HIS EYES AND nose were still prickling from Mrs. Strumbić’s perfume when the door opened. A tall man stepped in.
    Major Anzulović, twenty years della Torre’s senior, had been one of the Zagreb police force’s most successful detective inspectors before being put in charge of the secret police’s internal affairs unit. He’d personally recruited della Torre to be a part of Department VI, hired him to investigate UDBA ’s history of external assassinations. Until della Torre’s recent promotion, given to him as an enticement to help the Americans, Anzulović had been his boss. Even though they now officially held the same rank, della Torre knew his place. Anzulović carried the authority of wisdom and experience. And a tenacious ability to survive.

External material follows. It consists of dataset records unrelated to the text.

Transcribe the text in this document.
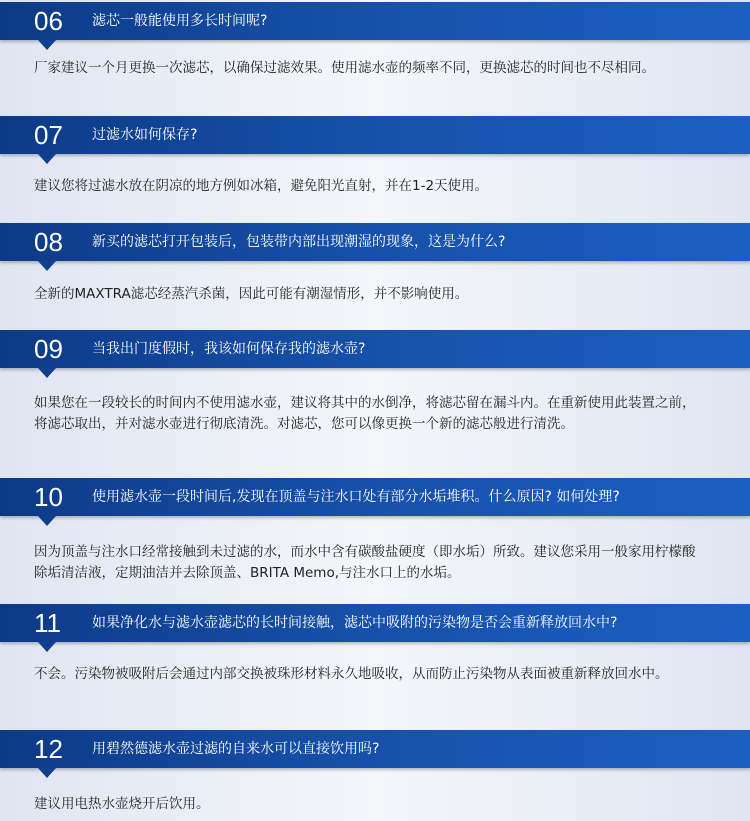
06	滤芯一般能使用多长时间呢?

厂家建议一个月更换一次滤芯，以确保过滤效果。使用滤水壶的频率不同，更换滤芯的时间也不尽相同。

07	过滤水如何保存?

建议您将过滤水放在阴凉的地方例如冰箱，避免阳光直射，并在1-2天使用。

08	新买的滤芯打开包装后，包装带内部出现潮湿的现象，这是为什么?

全新的MAXTRA滤芯经蒸汽杀菌，因此可能有潮湿情形，并不影响使用。

09	当我出门度假时，我该如何保存我的滤水壶?

如果您在一段较长的时间内不使用滤水壶，建议将其中的水倒净，将滤芯留在漏斗内。在重新使用此装置之前，将滤芯取出，并对滤水壶进行彻底清洗。对滤芯，您可以像更换一个新的滤芯般进行清洗。

10	使用滤水壶一段时间后,发现在顶盖与注水口处有部分水垢堆积。什么原因? 如何处理?

因为顶盖与注水口经常接触到未过滤的水，而水中含有碳酸盐硬度（即水垢）所致。建议您采用一般家用柠檬酸除垢清洁液，定期油洁并去除顶盖、BRITA Memo,与注水口上的水垢。

11	如果净化水与滤水壶滤芯的长时间接触，滤芯中吸附的污染物是否会重新释放回水中?

不会。污染物被吸附后会通过内部交换被珠形材料永久地吸收，从而防止污染物从表面被重新释放回水中。

12	用碧然德滤水壶过滤的自来水可以直接饮用吗?

建议用电热水壶烧开后饮用。
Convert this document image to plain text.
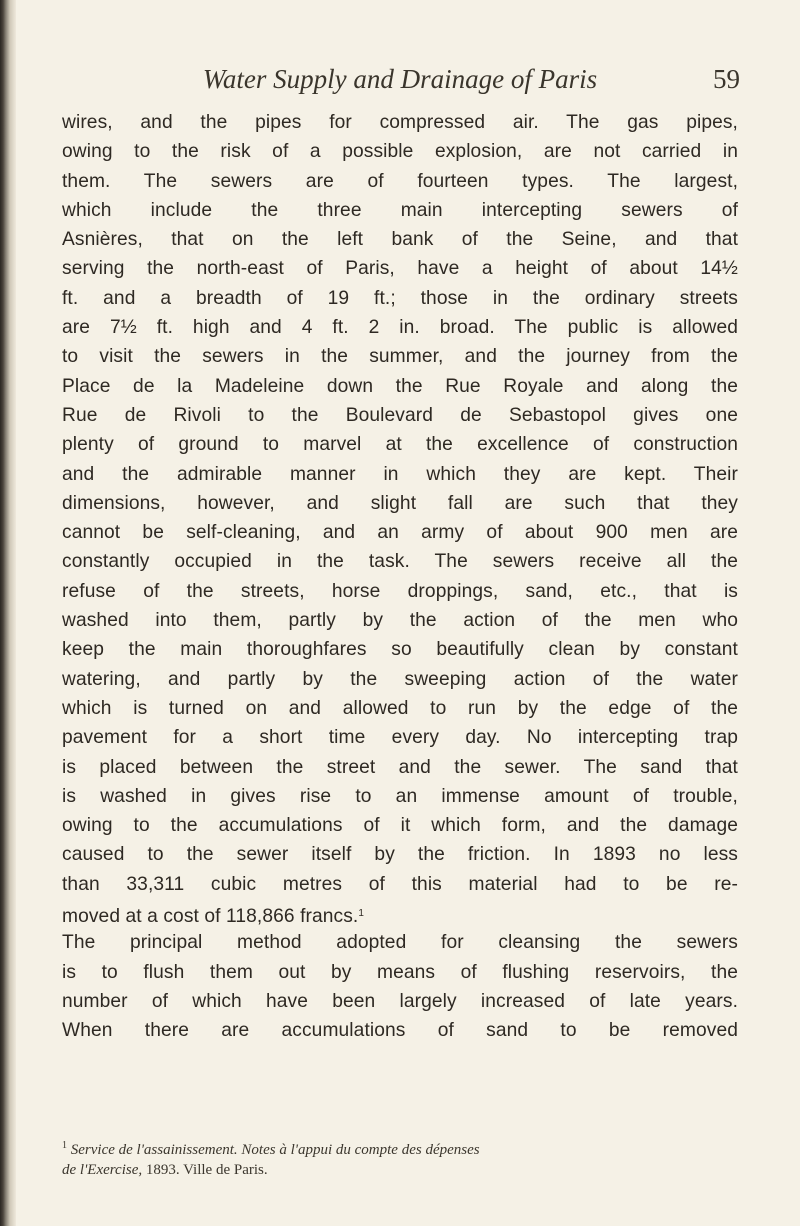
Water Supply and Drainage of Paris	59
wires, and the pipes for compressed air. The gas pipes,
owing to the risk of a possible explosion, are not carried in
them. The sewers are of fourteen types. The largest,
which include the three main intercepting sewers of
Asnières, that on the left bank of the Seine, and that
serving the north-east of Paris, have a height of about 14½
ft. and a breadth of 19 ft.; those in the ordinary streets
are 7½ ft. high and 4 ft. 2 in. broad. The public is allowed
to visit the sewers in the summer, and the journey from the
Place de la Madeleine down the Rue Royale and along the
Rue de Rivoli to the Boulevard de Sebastopol gives one
plenty of ground to marvel at the excellence of construction
and the admirable manner in which they are kept. Their
dimensions, however, and slight fall are such that they
cannot be self-cleaning, and an army of about 900 men are
constantly occupied in the task. The sewers receive all the
refuse of the streets, horse droppings, sand, etc., that is
washed into them, partly by the action of the men who
keep the main thoroughfares so beautifully clean by constant
watering, and partly by the sweeping action of the water
which is turned on and allowed to run by the edge of the
pavement for a short time every day. No intercepting trap
is placed between the street and the sewer. The sand that
is washed in gives rise to an immense amount of trouble,
owing to the accumulations of it which form, and the damage
caused to the sewer itself by the friction. In 1893 no less
than 33,311 cubic metres of this material had to be re-
moved at a cost of 118,866 francs.$^1$
The principal method adopted for cleansing the sewers
is to flush them out by means of flushing reservoirs, the
number of which have been largely increased of late years.
When there are accumulations of sand to be removed
$^1$ Service de l'assainissement. Notes à l'appui du compte des dépenses
de l'Exercise, 1893. Ville de Paris.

    “Hear you’ve had a visitor, Gringo,” Anzulović said, invoking the nickname that della Torre so hated. He’d grown up in the United States; as a teenager, after his mother’s death, he’d come back to Zagreb. The local kids, all of whom fanatically read strip cartoons and watched films about cowboys and Indians, had rechristened him.
    Anzulović was holding a big mug of coffee. It was one of his few affectations. He was a movie buff, in particular an enormous fan of Hollywood westerns and film noir. And that’s the way Americans drank their coffee. Not long after he’d recruited della Torre, Anzulović had asked the younger man to make him a pot of “real” cowboy coffee. Della Torre had offered up a thin, dirty concoction of instant grounds in tepid water, and Anzulović had walked around with a mug of something like it ever since. Though, della Torre reflected, he’d never actually seen Anzulović drink any.
    “You are uncannily well informed for an officer in military intelligence,” della Torre said, taking in Anzulović’s pot belly, the tufts of black and grey hair sprouting from his ears, and his long, bulbous nose — a face like an old saddle.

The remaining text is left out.